Alice (Paroles & Musique : Gwenn Loona FLR)

A camisole d'effort, j'aliène tes lèvres aux confins de nos sueurs
A camisole d'effort, tu t'immisces à mon lys dans l'iris d'Alice
Le silence hurlement de ma terreur, la lanterne échouée
Et toi, tu décèdes mon ombre dans l'épanouissement de ta sueur

Tu dérobes l'objet a, colonisant l'espace de la chute
dérisoire je de dupe, moi j'ai chu en ton nom, en ton ombre
tu te déploies au revers de ton inanition, tu t'immisces en émoi
tu t'y glisses en chagrin du nombril à la perte du Zénith

Tu t'effaces, tu chevauches l'alezan de la mort et tu dévores l'ombre
tu t'effaces, tu chevauches l'alezan de la mort et tu dévores l'ombre de ton ombre
dérisoire ma colombe aux secrets de nos maux, le silence à la chute
A camisole d'effort, tu t'immisces à mon lys dans l'iris d'Alice
Aurore (Paroles & Musique : Gwenn Loona FLR)

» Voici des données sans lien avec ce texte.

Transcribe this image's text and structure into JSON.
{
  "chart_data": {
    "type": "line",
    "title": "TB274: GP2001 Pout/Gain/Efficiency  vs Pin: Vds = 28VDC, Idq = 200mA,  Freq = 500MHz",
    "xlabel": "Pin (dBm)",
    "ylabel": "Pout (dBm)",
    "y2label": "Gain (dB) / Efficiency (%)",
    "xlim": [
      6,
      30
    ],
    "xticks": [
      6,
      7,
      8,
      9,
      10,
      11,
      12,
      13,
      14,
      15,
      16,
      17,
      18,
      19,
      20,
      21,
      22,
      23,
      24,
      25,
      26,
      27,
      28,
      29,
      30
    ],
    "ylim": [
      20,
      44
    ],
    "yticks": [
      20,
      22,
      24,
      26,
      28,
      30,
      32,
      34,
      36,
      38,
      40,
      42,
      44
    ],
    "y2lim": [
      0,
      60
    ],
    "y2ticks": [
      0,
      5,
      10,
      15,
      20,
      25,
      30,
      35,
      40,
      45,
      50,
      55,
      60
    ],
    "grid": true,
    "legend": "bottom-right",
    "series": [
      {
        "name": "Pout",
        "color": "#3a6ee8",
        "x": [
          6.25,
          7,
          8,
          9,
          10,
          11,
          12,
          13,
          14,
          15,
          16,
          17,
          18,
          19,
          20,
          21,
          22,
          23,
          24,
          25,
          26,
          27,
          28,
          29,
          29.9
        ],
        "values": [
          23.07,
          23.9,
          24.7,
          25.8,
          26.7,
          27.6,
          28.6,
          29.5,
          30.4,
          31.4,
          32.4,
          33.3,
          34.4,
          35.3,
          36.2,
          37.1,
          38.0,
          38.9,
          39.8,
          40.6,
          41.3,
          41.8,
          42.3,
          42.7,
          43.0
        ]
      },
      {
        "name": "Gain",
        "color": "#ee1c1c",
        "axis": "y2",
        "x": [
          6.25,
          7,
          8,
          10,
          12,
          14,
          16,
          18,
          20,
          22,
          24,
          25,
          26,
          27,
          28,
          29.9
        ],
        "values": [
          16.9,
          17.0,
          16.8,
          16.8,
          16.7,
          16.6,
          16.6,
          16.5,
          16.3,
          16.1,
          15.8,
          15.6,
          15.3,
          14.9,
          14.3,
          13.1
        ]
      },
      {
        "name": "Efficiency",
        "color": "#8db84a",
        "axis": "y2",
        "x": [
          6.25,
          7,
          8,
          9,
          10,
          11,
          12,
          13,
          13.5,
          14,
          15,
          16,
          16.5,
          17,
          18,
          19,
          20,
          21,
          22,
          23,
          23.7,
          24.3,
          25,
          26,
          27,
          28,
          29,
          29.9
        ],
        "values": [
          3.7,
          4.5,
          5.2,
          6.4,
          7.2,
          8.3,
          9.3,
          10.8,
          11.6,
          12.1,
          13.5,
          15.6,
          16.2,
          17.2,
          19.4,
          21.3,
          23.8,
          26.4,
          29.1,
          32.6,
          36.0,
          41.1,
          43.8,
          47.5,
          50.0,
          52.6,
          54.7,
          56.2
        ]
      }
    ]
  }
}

Dans les bras de Morphée, il t’enlace
il t’enchaîne au réel alité, aporie de la scène
et toi, décèdes-moi, aux carcans ineffables
et toi, déchaînes-moi, telle une Reine aux puissants de ces corps

Aux tréfonds de ton âme, aux revers de l’azur
en ton sein, sous tes reins, le miroir est Alice
je divague à la rive, le phalle, Ange, tu possèdes
envoûtante et secrète aux tréfonds de ton âme

Alice
Alice
Esquisse Exquise malice mon Alice dans les bras de Morphée
il t’enlace, il t’embrase au réel alité, aporie tel un sort à la scène
et toi, décèdes-moi, aux carcans ineffables
et toi, déchaînes-moi, telle une Reine aux puissants de ces corps à la scène moi Reine

aux tréfonds du profonds de nos âmes
aux revers de l’azur , en ton sein sous tes reins
le miroir est Alice, le phalle, Ange, tu possèdes
et je cède, tu possèdes où je cède à ma Reine

Alice
Dans les bras de Morphée, il t’enlace
il t’enlace, il t’embrase au réel alité, aporie tel un sort à la scène
et toi, décèdes-moi aux carcans ineffables
et toi, déchaînes-moi, telle une Reine aux puissants de ces corps à la scène moi Reine

Aux tréfonds du profond du tréfonds de nos âmes
aux revers de l’azur, en ton sein, sous tes reins,
le miroir est Alice, le phalle, Ange, tu possèdes
envoûtante et secrète, aux tréfonds de ton âme….
AMMEMMA (Paroles & Musique : Gwenn Loona FLR) 
Toi tu te lèves, invoquant la soif
horizons lointains, déchus de ton regard
espace vide, désert
telle une ombre à nos idéaux
livide et sans mot d'elle, elle happe elle

Toi tu t'évades à la grâce du revers
la chambre se fige, telle une toile sans fond
espace vide, accuse ma léthargie
et tu t'évades, invoquant l'éphémère
ultime, elle happe elle

le présent ne meurt, il nous échappe
en permanence, tel le nid de tes bras
le présent ne meurt, il nous échappe
en miroir, de nos illusions
livide et sans mot d'elle, elle happe elle
Céleste (Paroles : Gwenn Loona FLR / Musique : Romain Castre)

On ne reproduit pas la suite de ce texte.